Raphael Warnock Projected Winner of Georgia Runoff: Five Things to Know

Warnock, the 11th out of 12 siblings, was named for an archangel and a revered Jewish scholar, and gave his first sermon when he was 11.

Democrat Raphael Warnock celebrated his projected victory Wednesday morning in his special Senate runoff election against Georgia Republican Sen. Kelly Loeffler. 

"I can't tell you how honored I am that the people of my home state where I was born and raised and educated at Morehouse College have decided to send me to the United States Senate to represent their concerns at this defining moment in American history, [at] a time when people are suffering in so many ways," Warnock said in an interview on NBC's "Today" show. 

Warnock, the 11th out of 12 siblings, was named for an archangel and a revered Jewish scholar, and gave his first sermon when he was 11. Here are five things to know about Warnock.

Making History

Warnock will be Georgia's first Black senator and the first Black Democrat elected to the Senate in the South.

His Very Humble Beginnings

When Warnock declared victory early Wednesday morning he took a moment to reflect on his mother’s hands. Before she was a mother of 12 and a Pentecostal pastor, Verlene Warnock spent her summers in Waycross, Ga., picking cotton and tobacco in the 1950s.

“The 82-year-old hands that used to pick somebody else’s cotton went to the polls and picked her youngest son to be a United States senator,” Warnock said in a live-streamed address. “The improbable journey that led me to this place in this historic moment in America could only happen here.”

His Connection to MLK

In 2005, Warnock became the youngest person ever to assume the role of senior pastor at Atlanta's Ebenezer Baptist Church, the spiritual home of the Rev. Dr. Martin Luther King Jr. Amongst his parishioners were the late congressman and civil rights icon John Lewis. Warnock indicated previously he did not intend to step down from Ebenezer in the event of a victory. Senator James Lankford, Republican of Oklahoma, is the only member of the clergy currently serving in the Senate.

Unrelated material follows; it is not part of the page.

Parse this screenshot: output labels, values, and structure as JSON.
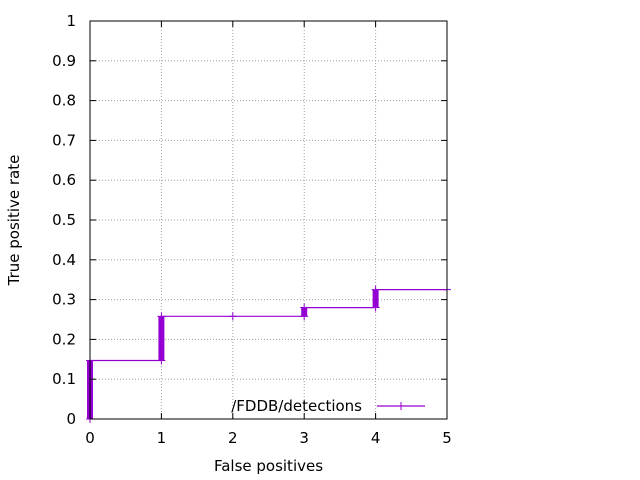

His Fight Against Social Injustice

After Trayvon Martin, a Black teenager in a hooded sweatshirt, was shot and killed during his walk home in a Florida subdivision, Warnock appeared in the pulpit wearing a hoodie. He has over the years lent his name and voice for several causes fighting against social injustice. In 2007 Warnock took up the cause of Genarlow Wilson, a star athlete and prom king who was sentenced to 10 years for a consensual sexual encounter with a 15-year-old when he was 17. Wilson was ultimately freed.

Spreading a Progressive Message

Warnock has pressed Black churches to be more inclusive of the LGBTQ community and has said they have been “shamefully slow” to focus on gender inequality, insisting churches need to fight both sexism and patriarchal structures.